Chapitre 7 : Le départ
Chapitre 7 : Le départ
De Gaulle discute de la politique extérieure et exprime davantage ses sentiments. Le climat est tendu. De Gaulle remet ses pouvoirs à l’assemblée constituante. Il est réélu président du gouvernement par les députés. La France connaît des difficultés et des grèves (celle des fonctionnaires notamment, que les socialistes soutiennent). De Gaulle réitère son vœu de responsabilité, de stabilité et d’autorité du pouvoir exécutif. La « loi des partis » est présentée, et de Gaulle s’y oppose. Il démissionne le 20 janvier 1946 et se retire à Colombey-les-Deux-Églises. Il se contente désormais du contact simple avec la nature.
« Ce n’est pas tout de reprendre son rang. Encore faut-il être capable de le tenir ».
Chapitre 1 : La Libération « J’ai à répondre du destin du pays devant lui et devant lui seul ».
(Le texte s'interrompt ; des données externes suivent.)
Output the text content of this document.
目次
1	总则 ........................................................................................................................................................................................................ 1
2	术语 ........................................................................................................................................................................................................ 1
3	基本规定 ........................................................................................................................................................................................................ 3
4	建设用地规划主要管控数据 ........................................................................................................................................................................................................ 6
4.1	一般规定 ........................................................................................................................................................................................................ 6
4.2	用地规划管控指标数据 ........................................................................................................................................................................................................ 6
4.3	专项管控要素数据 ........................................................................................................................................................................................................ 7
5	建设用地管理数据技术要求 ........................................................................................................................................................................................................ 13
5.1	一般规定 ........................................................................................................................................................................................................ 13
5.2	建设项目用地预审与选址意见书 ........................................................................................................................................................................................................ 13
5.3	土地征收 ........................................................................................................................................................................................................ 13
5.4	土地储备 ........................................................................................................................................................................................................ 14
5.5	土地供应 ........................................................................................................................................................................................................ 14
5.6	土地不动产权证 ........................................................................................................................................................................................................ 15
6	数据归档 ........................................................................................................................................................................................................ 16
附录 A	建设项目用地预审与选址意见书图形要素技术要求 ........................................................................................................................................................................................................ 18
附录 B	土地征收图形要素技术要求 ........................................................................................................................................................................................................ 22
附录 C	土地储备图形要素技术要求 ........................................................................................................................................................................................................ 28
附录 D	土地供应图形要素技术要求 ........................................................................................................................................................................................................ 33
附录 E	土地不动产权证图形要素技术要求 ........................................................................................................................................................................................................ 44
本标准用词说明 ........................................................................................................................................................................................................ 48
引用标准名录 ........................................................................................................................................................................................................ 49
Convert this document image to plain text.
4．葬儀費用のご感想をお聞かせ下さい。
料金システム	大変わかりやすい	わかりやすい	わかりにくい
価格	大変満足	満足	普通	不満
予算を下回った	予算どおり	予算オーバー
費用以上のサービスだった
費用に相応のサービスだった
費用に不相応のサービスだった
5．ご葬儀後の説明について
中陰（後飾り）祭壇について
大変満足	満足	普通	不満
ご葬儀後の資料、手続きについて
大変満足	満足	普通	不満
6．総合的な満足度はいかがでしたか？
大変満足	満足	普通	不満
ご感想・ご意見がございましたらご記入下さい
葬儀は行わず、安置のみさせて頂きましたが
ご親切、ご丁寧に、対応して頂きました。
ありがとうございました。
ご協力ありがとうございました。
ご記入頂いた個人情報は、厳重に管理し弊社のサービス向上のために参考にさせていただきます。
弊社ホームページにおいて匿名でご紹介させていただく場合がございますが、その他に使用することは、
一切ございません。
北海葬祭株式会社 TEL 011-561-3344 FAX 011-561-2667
Chapitre 3 : L’ordre « Comme tout le monde, je constate que, de nos jours, le machinisme domine l’univers. De là s’élève le grand débat du siècle : la classe ouvrière sera-t-elle victime ou bénéficiaire du progrès mécanique en cours ? De là sont sortis, hier, les vastes mouvements : socialisme, communisme, fascisme, qui s’emparèrent de plusieurs grands peuples et divisèrent tous les autres. De là vient, qu’en ce moment, les étendards des idéologies adverses : libérale, marxiste, hitlérienne, flottent dans le ciel des batailles et que tant d’hommes et tant de femmes, emportés par le cataclysme, sont hantés par la pensée de ce qu’il adviendra d’eux-mêmes et de leurs enfants. De là résulte cette évidence que le flot de passions, d’espoirs, de douleurs, répandus sur les belligérants, l’immense brassage humain auquel ils se trouvent soumis, l’effort requis par la reconstruction, placent la question sociale au premier rang de toutes celles qu’ont à résoudre les pouvoirs publics ».
Chapitre 3 : L’ordre « On me prendrait comme j’étais, ou on ne me prendrait pas […] pour guérir la France blessée ».